Prepared for Future Use: It might have been included in the requirements.txt file as a precaution, allowing for tokenization management if necessary in future modifications of the project (e.g., handling token limits, or dynamically adjusting input lengths to avoid exceeding model constraints).
Token Management: In a project that involves fine-tuning responses or ensuring inputs don’t exceed certain token limits, tiktoken might be added to manage or check token counts directly within the code.

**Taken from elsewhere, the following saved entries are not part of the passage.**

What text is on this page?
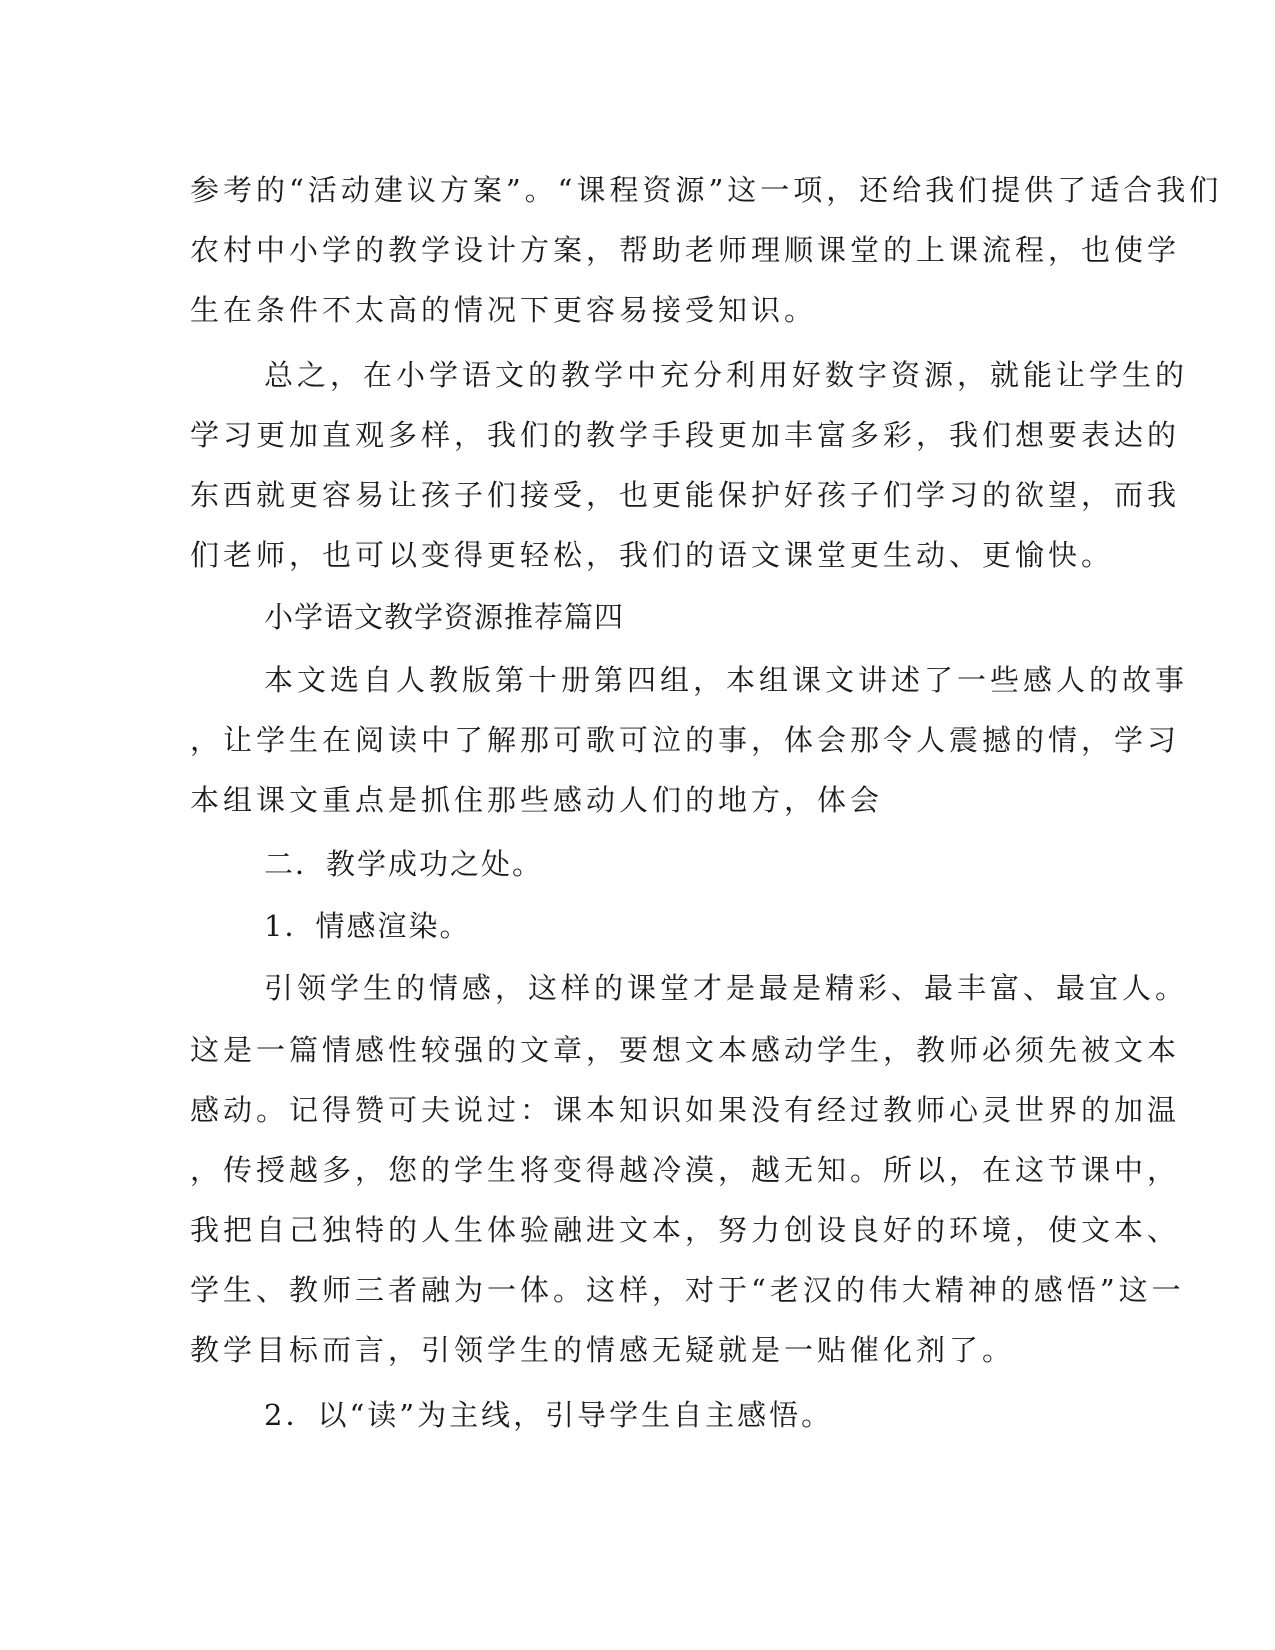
参考的“活动建议方案”。“课程资源”这一项，还给我们提供了适合我们
农村中小学的教学设计方案，帮助老师理顺课堂的上课流程，也使学
生在条件不太高的情况下更容易接受知识。
总之，在小学语文的教学中充分利用好数字资源，就能让学生的
学习更加直观多样，我们的教学手段更加丰富多彩，我们想要表达的
东西就更容易让孩子们接受，也更能保护好孩子们学习的欲望，而我
们老师，也可以变得更轻松，我们的语文课堂更生动、更愉快。
小学语文教学资源推荐篇四
本文选自人教版第十册第四组，本组课文讲述了一些感人的故事
，让学生在阅读中了解那可歌可泣的事，体会那令人震撼的情，学习
本组课文重点是抓住那些感动人们的地方，体会
二．教学成功之处。
1．情感渲染。
引领学生的情感，这样的课堂才是最是精彩、最丰富、最宜人。
这是一篇情感性较强的文章，要想文本感动学生，教师必须先被文本
感动。记得赞可夫说过：课本知识如果没有经过教师心灵世界的加温
，传授越多，您的学生将变得越冷漠，越无知。所以，在这节课中，
我把自己独特的人生体验融进文本，努力创设良好的环境，使文本、
学生、教师三者融为一体。这样，对于“老汉的伟大精神的感悟”这一
教学目标而言，引领学生的情感无疑就是一贴催化剂了。
2．以“读”为主线，引导学生自主感悟。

If you want to use tiktoken directly, you can add it to monitor or adjust token counts, especially if you're sending large text inputs. Here’s how you might integrate it:

import tiktoken

# Initialize encoding
encoding = tiktoken.encoding_for_model("gpt-3.5-turbo")

# Example usage
user_input = "Your text input here"
tokens = encoding.encode(user_input)

# Check the number of tokens
print("Token count:", len(tokens))

# Optionally, truncate if token count exceeds limit
MAX_TOKENS = 4096  # Example limit
if len(tokens) > MAX_TOKENS:
    tokens = tokens[:MAX_TOKENS]
    truncated_text = encoding.decode(tokens)
    print("Truncated text:", truncated_text)

Including this in the project would provide direct control over token limits and ensure smoother API interactions.